5.3.2. The solution to this problem proposed according to Claim 1 of the application in suit, is to replace the polyethylene terephthalate polymers exemplified in D3 by a biodegradable aliphatic polyhydroxycarboxylic acid, and the organic acid by an inorganic acid.
5.3.3. There is, however, no suggestion in D3, either that the scope of application of the method could be extended to biodegradable polyhydroxycarboxylic acids according to the application in suit, or that the specific organic acids referred to D3 could be replaced by an inorganic acid, let alone that an improved removal of residual metal catalyst would thereby result.
5.3.4. Consequently, there is no hint to the solution of the technical problem in the disclosure of D3.
5.4. Nor is there any hint in this direction in D2, since it is an essential requirement of the latter, that the polymer first be fully dissolved, preferably as a dilute solution, in the organic solvent, and the solution extracted.
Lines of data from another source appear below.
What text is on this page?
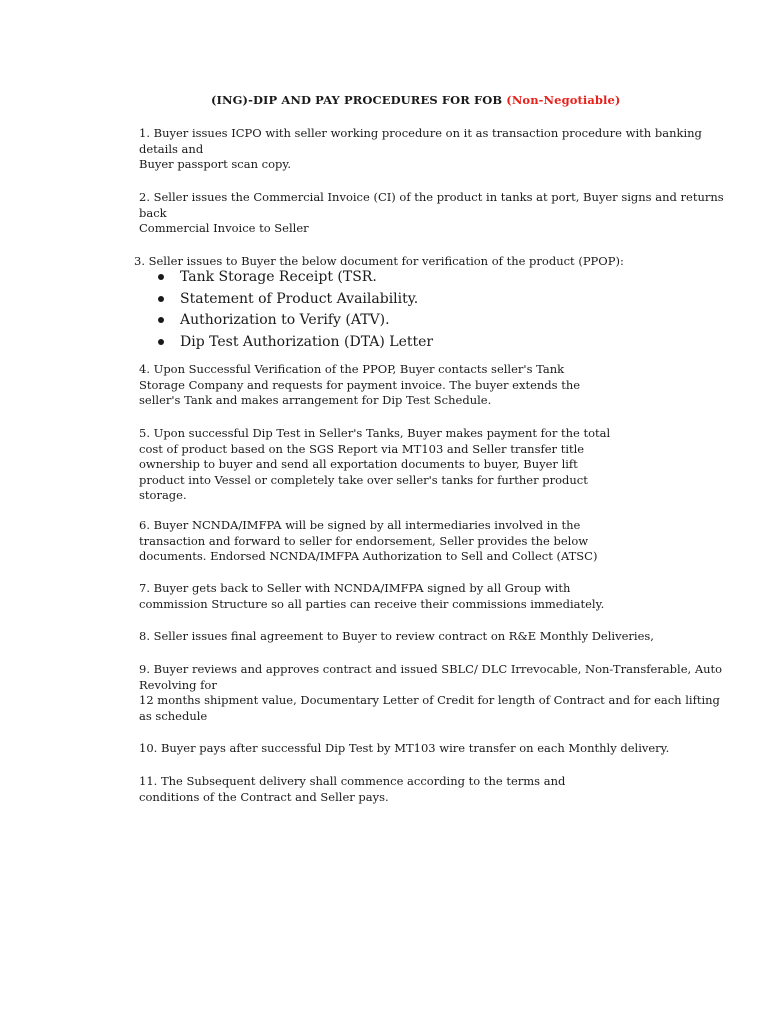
(ING)-DIP AND PAY PROCEDURES FOR FOB (Non-Negotiable)
1. Buyer issues ICPO with seller working procedure on it as transaction procedure with banking
details and
Buyer passport scan copy.
2. Seller issues the Commercial Invoice (CI) of the product in tanks at port, Buyer signs and returns
back
Commercial Invoice to Seller
3. Seller issues to Buyer the below document for verification of the product (PPOP):
Tank Storage Receipt (TSR.
Statement of Product Availability.
Authorization to Verify (ATV).
Dip Test Authorization (DTA) Letter
4. Upon Successful Verification of the PPOP, Buyer contacts seller's Tank
Storage Company and requests for payment invoice. The buyer extends the
seller's Tank and makes arrangement for Dip Test Schedule.
5. Upon successful Dip Test in Seller's Tanks, Buyer makes payment for the total
cost of product based on the SGS Report via MT103 and Seller transfer title
ownership to buyer and send all exportation documents to buyer, Buyer lift
product into Vessel or completely take over seller's tanks for further product
storage.
6. Buyer NCNDA/IMFPA will be signed by all intermediaries involved in the
transaction and forward to seller for endorsement, Seller provides the below
documents. Endorsed NCNDA/IMFPA Authorization to Sell and Collect (ATSC)
7. Buyer gets back to Seller with NCNDA/IMFPA signed by all Group with
commission Structure so all parties can receive their commissions immediately.
8. Seller issues final agreement to Buyer to review contract on R&E Monthly Deliveries,
9. Buyer reviews and approves contract and issued SBLC/ DLC Irrevocable, Non-Transferable, Auto
Revolving for
12 months shipment value, Documentary Letter of Credit for length of Contract and for each lifting
as schedule
10. Buyer pays after successful Dip Test by MT103 wire transfer on each Monthly delivery.
11. The Subsequent delivery shall commence according to the terms and
conditions of the Contract and Seller pays.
5.4.1. The argument in the decision under appeal, that the distinction between having the polymer in solution and having the polymer in non-dissolved form was obscure is irrelevant in view of the finding under clarity (section 3., etc., above).
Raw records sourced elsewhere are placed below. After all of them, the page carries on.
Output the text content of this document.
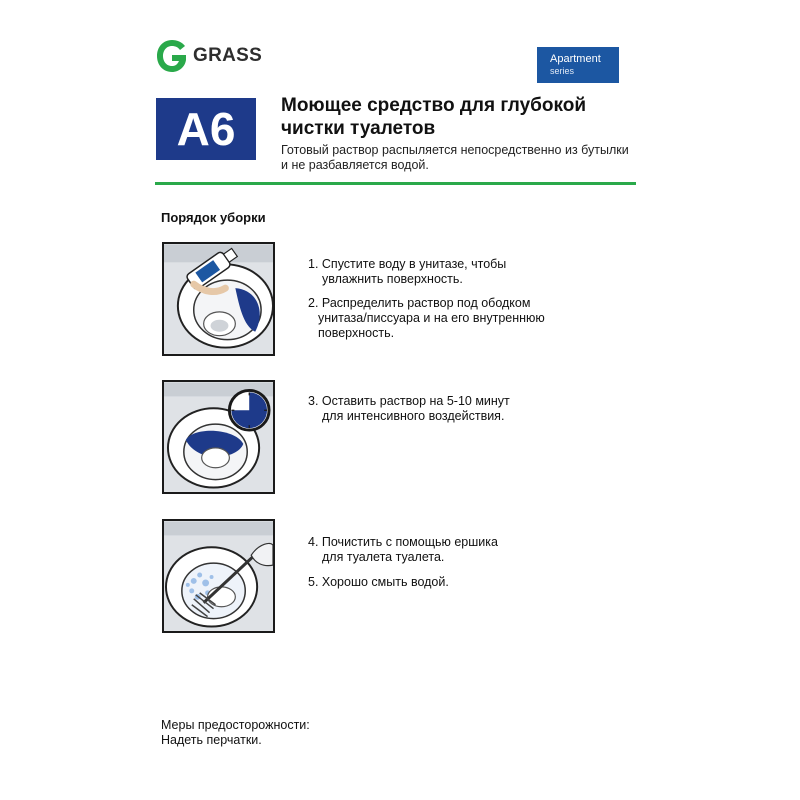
GRASS	Apartment
series
A6	Моющее средство для глубокой
чистки туалетов
Готовый раствор распыляется непосредственно из бутылки
и не разбавляется водой.
Порядок уборки
1. Спустите воду в унитазе, чтобы
увлажнить поверхность.
2. Распределить раствор под ободком
унитаза/писсуара и на его внутреннюю
поверхность.
3. Оставить раствор на 5-10 минут
для интенсивного воздействия.
4. Почистить с помощью ершика
для туалета туалета.
5. Хорошо смыть водой.
Меры предосторожности:
Надеть перчатки.
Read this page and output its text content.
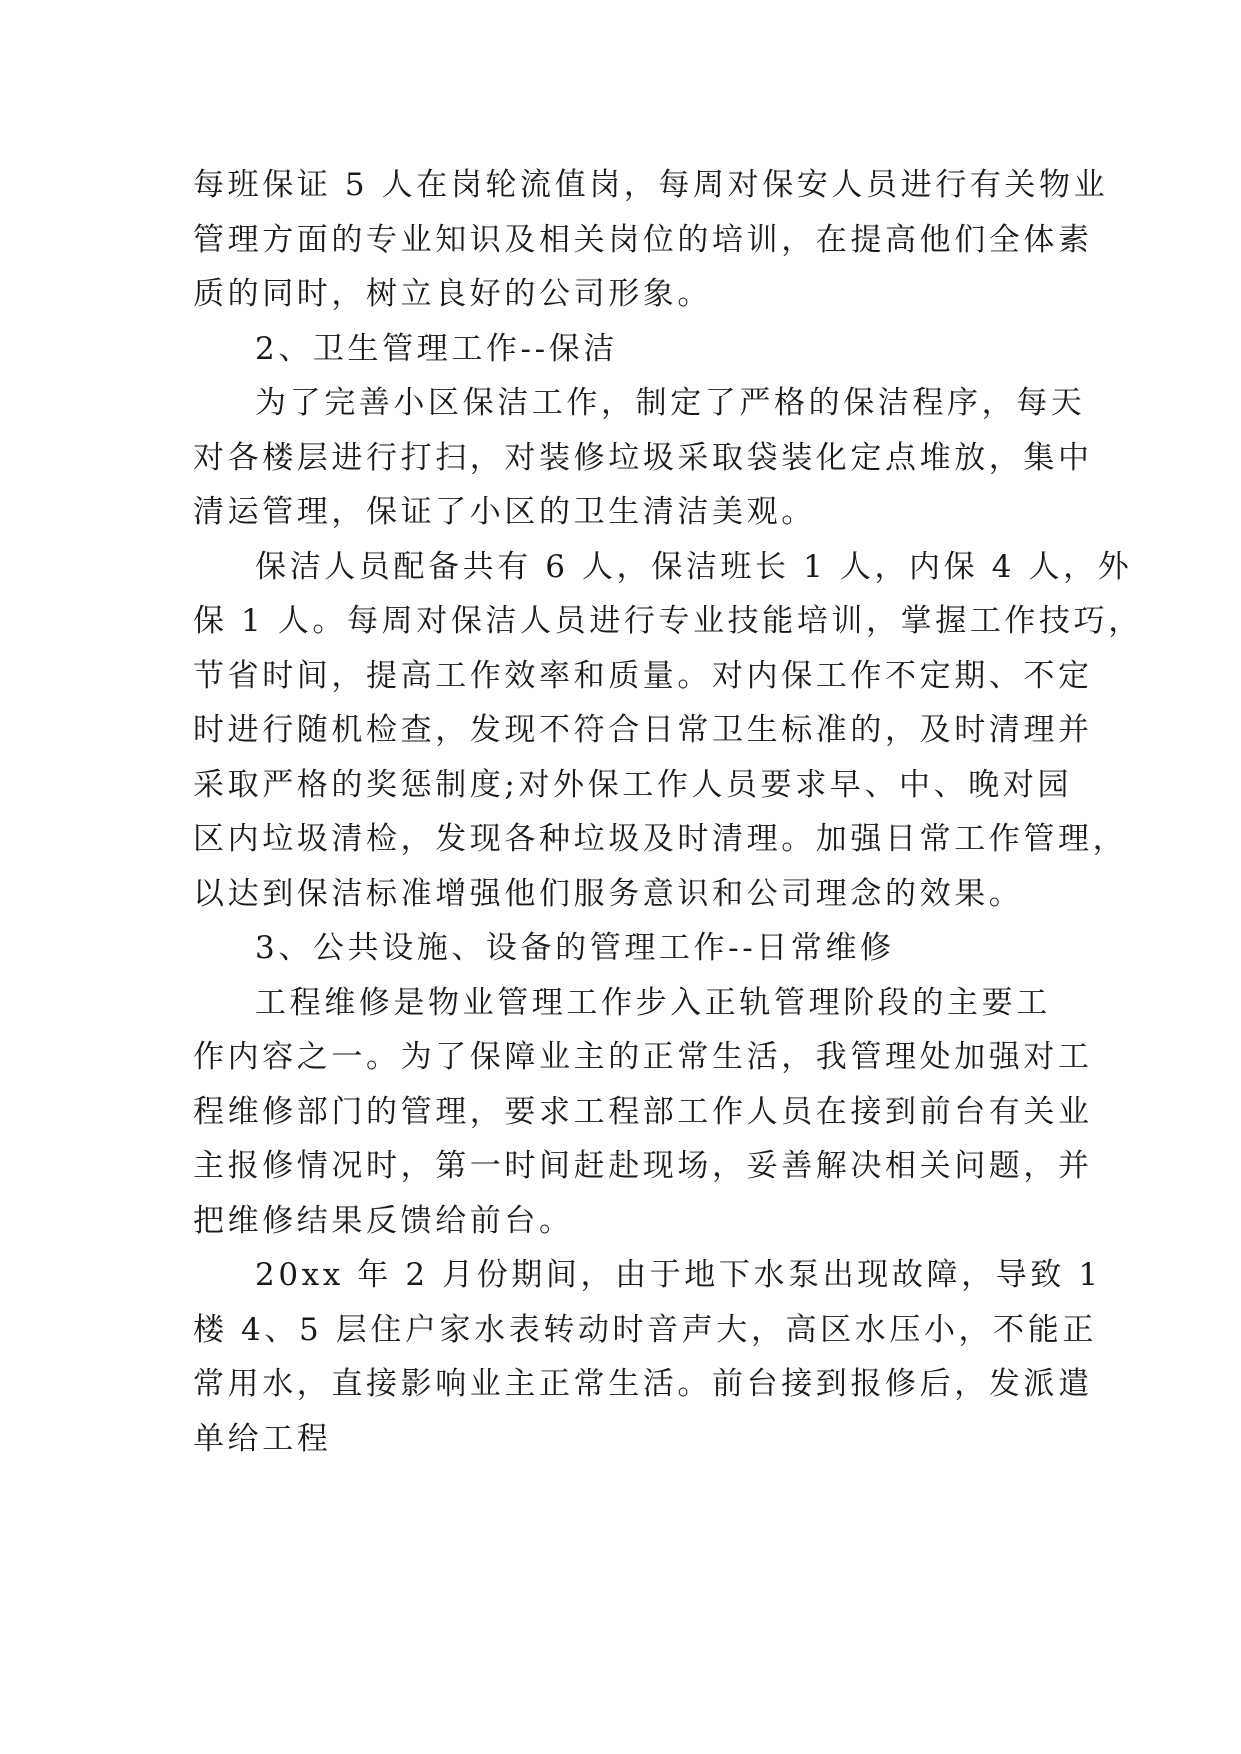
每班保证 5 人在岗轮流值岗，每周对保安人员进行有关物业
管理方面的专业知识及相关岗位的培训，在提高他们全体素
质的同时，树立良好的公司形象。
2、卫生管理工作--保洁
为了完善小区保洁工作，制定了严格的保洁程序，每天
对各楼层进行打扫，对装修垃圾采取袋装化定点堆放，集中
清运管理，保证了小区的卫生清洁美观。
保洁人员配备共有 6 人，保洁班长 1 人，内保 4 人，外
保 1 人。每周对保洁人员进行专业技能培训，掌握工作技巧，
节省时间，提高工作效率和质量。对内保工作不定期、不定
时进行随机检查，发现不符合日常卫生标准的，及时清理并
采取严格的奖惩制度;对外保工作人员要求早、中、晚对园
区内垃圾清检，发现各种垃圾及时清理。加强日常工作管理，
以达到保洁标准增强他们服务意识和公司理念的效果。
3、公共设施、设备的管理工作--日常维修
工程维修是物业管理工作步入正轨管理阶段的主要工
作内容之一。为了保障业主的正常生活，我管理处加强对工
程维修部门的管理，要求工程部工作人员在接到前台有关业
主报修情况时，第一时间赶赴现场，妥善解决相关问题，并
把维修结果反馈给前台。
20xx 年 2 月份期间，由于地下水泵出现故障，导致 1
楼 4、5 层住户家水表转动时音声大，高区水压小，不能正
常用水，直接影响业主正常生活。前台接到报修后，发派遣
单给工程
5.4.2. In any case, to the extent that some part of the polymer might be dissolved in the solvent, such part falls outside the scope of the solution to the technical problem as presented in Claim 1, since the latter requires the polymer to be present in solid, undissolved form.
5.5. In summary, the solution of the technical problem does not arise in an obvious way from the state of the art. Consequently the subject-matter of Claim 1, and therefore of dependent Claims 2 to 4, involves an inventive step within the meaning of Article 56 EPC.
6. It follows from the above, that the main request must be allowed. It is not, therefore, necessary for the Board further to consider the claims of the auxiliary request.
7. With regard to the description, whilst the Board sees no objection to the incorporation of the amended pages 1, 3, 4, 4a, 4b and 5 filed as an attachment to the claims of the main request with the submission of 28. July 2000, nevertheless it notes that a reference remains in the description on page 8, lines 2 and 3, to the use of organic acids such as acetic acid and p-toluenesulfonic acid. These fall outside the scope of Claim 1 and should presumably be cancelled in the course of consequent amendment of the description. This issue is introduced into the proceeding in accordance with G 10/93 (OJ EPO 1995, 172).
For these reasons it is decided that:
1. The decision under appeal is set aside.
2. The case is referred back to the Examining Division with the order to grant a patent on the basis of Claims 1 to 4 of the main request filed on 28 July 2000, after any necessary consequential amendment of the description.